Kinsella describes it as doggerel; I describe it as essential.

Read #127

I have read 5 or 6 of Myers’ novels and I really, really like them, except this one. This seemed laboured, workaday. It follows on – after a fashion – from Turning Blue, which I did like.

The trouble is it takes 150 pages to take off. If I hadn’t read so much of his other work and been so convinced of his qualities as a writer, I would probably have packed this one in before I got to that point.

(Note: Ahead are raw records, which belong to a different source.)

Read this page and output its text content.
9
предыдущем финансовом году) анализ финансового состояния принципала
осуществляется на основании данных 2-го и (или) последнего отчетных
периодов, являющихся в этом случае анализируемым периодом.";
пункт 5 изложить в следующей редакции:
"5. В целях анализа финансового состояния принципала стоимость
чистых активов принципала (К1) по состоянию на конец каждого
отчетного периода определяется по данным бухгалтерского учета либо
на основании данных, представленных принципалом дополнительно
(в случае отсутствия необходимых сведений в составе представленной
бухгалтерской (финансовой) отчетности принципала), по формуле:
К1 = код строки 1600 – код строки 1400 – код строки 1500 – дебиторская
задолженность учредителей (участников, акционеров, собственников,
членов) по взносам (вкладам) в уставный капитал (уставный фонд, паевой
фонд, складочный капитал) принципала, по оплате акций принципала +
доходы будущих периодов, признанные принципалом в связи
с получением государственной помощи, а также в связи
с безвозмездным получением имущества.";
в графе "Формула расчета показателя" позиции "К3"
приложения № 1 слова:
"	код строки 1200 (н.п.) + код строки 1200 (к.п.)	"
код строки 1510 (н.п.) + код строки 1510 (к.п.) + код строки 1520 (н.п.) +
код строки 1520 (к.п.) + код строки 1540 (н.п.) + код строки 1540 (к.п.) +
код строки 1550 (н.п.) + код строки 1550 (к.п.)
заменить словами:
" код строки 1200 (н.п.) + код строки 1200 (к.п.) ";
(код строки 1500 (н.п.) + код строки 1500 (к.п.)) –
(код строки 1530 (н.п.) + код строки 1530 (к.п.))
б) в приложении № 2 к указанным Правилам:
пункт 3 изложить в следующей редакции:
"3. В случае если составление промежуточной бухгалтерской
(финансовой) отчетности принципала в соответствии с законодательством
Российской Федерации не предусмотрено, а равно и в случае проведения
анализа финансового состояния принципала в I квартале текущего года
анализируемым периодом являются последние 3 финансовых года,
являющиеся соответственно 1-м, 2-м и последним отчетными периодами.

Like Turning Blue it is a Yorkshire noir – as in a thriller / police procedural with viciously attacked women, and coppers of varying degrees of competence and / or interest and a dogged journalist making the real headway in the case. There are strange, introverted hill-dwellers, people from isolated farmhouses with “their own ways”, there is a lot of rain, and people in the small town – Hebden Bridge – nestled tight in a steep valley going about their lives, who speak of a particular type of local madness that comes over folk not used to the place, who stay here too long, owing to the reduced amount of sunlight.

For what it is, a page-turning thriller, it is readable and does its job. The gripe is that Myers is capable of much better, as just about every one of his other books proves.